Since $fg=0$ it follows that $g(X)\subseteq\ker(f)=K,$ therefore $g':X\to K$ defined by $$g'(x)=g(x)$$ is a homomorphism. Trivially $ig'=g.$ Now if $h:X\to K$ and $ih=g,$ then $ih(x)=h(x)=g(x)$. This shows that $(i,K)$ satisfy the Universal Property.

$\blacksquare$

This proof seems not to rely on the fact that our category is Mod$_R,$ but rather, it depends on a few properties in common with many other categories. Precisely it seems like the proof should hold in any additive category $\mathcal{C}$ such that:

$1)$ Our Objects are Sets,

$2)$ Our Morphisms are set maps,

$3)$ If $B$ is an object, then there exists $B_0\subseteq B$ such that for all objects $X$ we find $0(X)\subseteq B_0$.

If the above conditions hold, then given $A\to B$ we simply define $K=f^{-1}(B_0)$. So it would naturally apply to many familiar Categories that have a forgetful function into Ab.

Answer 1

The proof you give is fine as a proof for modules, but it is not a valid category theoretical argument, because you are ignoring the role of the codomain in the definition of an arrow.

Recall that a category $\mathcal{C}$ is a collection $\mathbf{Ob}(\mathcal{C})$ of “objects”, a collection $\mathbf{Arr}(\mathcal{C})$ of “arrows”, a function $\mathrm{domain}\colon\mathbf{Arr}(\mathcal{C})\to\mathbf{Ob}(\mathcal{C})$, the “domain of the arrow”, a function $\mathrm{codomain}\colon\mathbf{Arr}(\mathcal{C})\to\mathbf{Ob}(\mathcal{C})$, the “codomain of the arrow”, an associative partial operation $\circ$ on the arrows, where $g\circ f$ is defined if $\mathrm{codomain}(f)=\mathrm{domain}(g)$, with $\mathrm{domain}(g\circ f) = \mathrm{domain}(f)$ and $\mathrm{codomain}(g\circ f) = \mathrm{codomain}(g)$, with “identity functions” associated to each object which act like one-sided identities to $\circ$. Given objects $A$ and $B$, we let $\mathcal{C}(A,B)$ denote the collection of all arrows $r$ with the property that $\mathrm{domain}(r)=A$ and $\mathrm{codomain}(r)=B$. (So $\circ$, “composition”, restricts to a union of functions of the form $\mathcal{C}(B,C)\times\mathcal{C}(A,B)\to\mathcal{C}(A,C)$ )

In a category, for two arrows to be equal they must have the same domain and the same codomain. In concrete categories (categories where the objects are sets and the arrows are functions between sets) you have to keep track of both the domain or the codomain.
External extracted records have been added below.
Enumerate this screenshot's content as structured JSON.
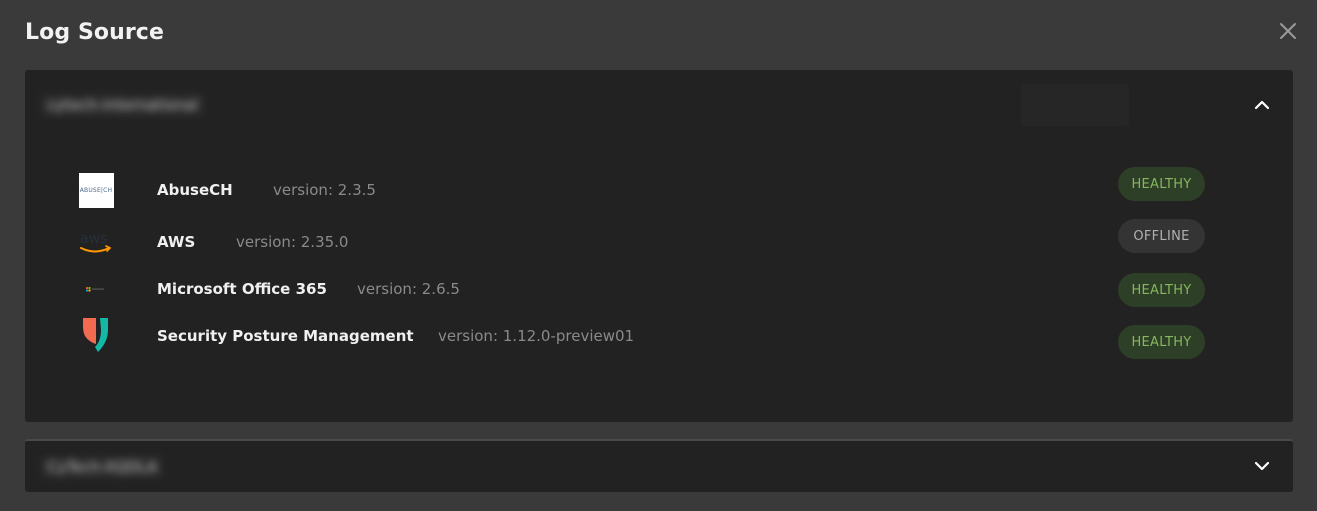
{
  "modal": {
    "title": "Log Source"
  },
  "tenants": [
    {
      "name": "cytech-international",
      "expanded": true,
      "sources": [
        {
          "logo": "abusech-logo",
          "logo_text": "ABUSE|CH",
          "name": "AbuseCH",
          "version": "version: 2.3.5",
          "status": "HEALTHY"
        },
        {
          "logo": "aws-logo",
          "logo_text": "aws",
          "name": "AWS",
          "version": "version: 2.35.0",
          "status": "OFFLINE"
        },
        {
          "logo": "microsoft-logo",
          "logo_text": "",
          "name": "Microsoft Office 365",
          "version": "version: 2.6.5",
          "status": "HEALTHY"
        },
        {
          "logo": "security-posture-logo",
          "logo_text": "",
          "name": "Security Posture Management",
          "version": "version: 1.12.0-preview01",
          "status": "HEALTHY"
        }
      ]
    },
    {
      "name": "CyTech-XQDLA",
      "expanded": false,
      "sources": []
    }
  ],
  "colors": {
    "background": "#3a3a3a",
    "panel": "#222222",
    "healthy_bg": "#2e3f27",
    "healthy_text": "#86b65d",
    "offline_bg": "#343434",
    "offline_text": "#b0b0b0"
  },
  "icons": {
    "close": "close-icon",
    "collapse": "chevron-up-icon",
    "expand": "chevron-down-icon"
  }
}
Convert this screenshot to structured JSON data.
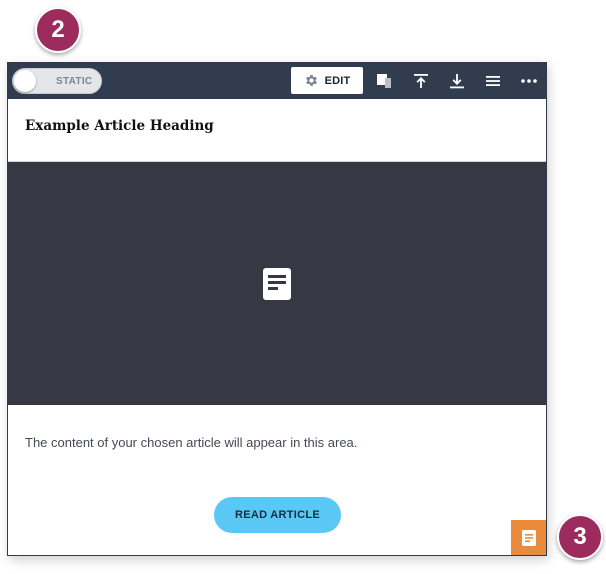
{
  "badges": {
    "step_two": "2",
    "step_three": "3"
  },
  "toolbar": {
    "toggle_label": "STATIC",
    "edit_label": "EDIT",
    "icons": [
      "gear-icon",
      "copy-icon",
      "move-to-top-icon",
      "move-to-bottom-icon",
      "menu-icon",
      "more-icon"
    ]
  },
  "article": {
    "heading": "Example Article Heading",
    "image_placeholder_icon": "document-icon",
    "body": "The content of your chosen article will appear in this area.",
    "read_button": "READ ARTICLE"
  },
  "corner_tab": {
    "icon": "document-icon"
  },
  "colors": {
    "toolbar_bg": "#313d4f",
    "badge": "#9c2c5d",
    "image_bg": "#373844",
    "read_button": "#5ac8f5",
    "corner_tab": "#e98b3a"
  }
}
You are in the situation of Bourbaki, where a function is not merely a set of ordered pairs, but rather a function is really a triple: $(A,B,f)$, where $f$ is the set of pairs, $A$ is the domain, and $B$ is the specified codomain. (See this answer, for instance, for a discussion of the two different ways to define a function).

The problem in your argument, purely from the Category Theory point of view, is that you using $g$ to denote two different arrows: one is an arrow with underlying function $g$, domain $X$ and codomain $K$; and the other is an arrow with underlying function $g$, domain $X$ and codomain $A$. If $A\neq K$, then these are not the same arrow.

Instead, you would define a new arrow $\mathfrak{g}\colon X\to K$, defined by letting $\mathfrak{g}(x)=g(x)$ for each $x\in X$; this arrow has the property that $i\mathfrak{g}=g$.

The uniqueness will now follow by the following (categorical) argument: if $h\colon X\to K$ with the property that $ih = g$, then $i\mathfrak{g} = g =ih$. Now, since $i$ is a monomorphism, it can be cancelled on the left, and thus from $i\mathfrak{g}=ih$ you conclude that $\mathfrak{g}=h$, giving uniqueness.

These issues are mainly technical, and not conceptual. But if you are trying to figure out exactly what assumptions you need in your category to have the argument go through (as you seem to be doing), then you need to be careful with the technical issues.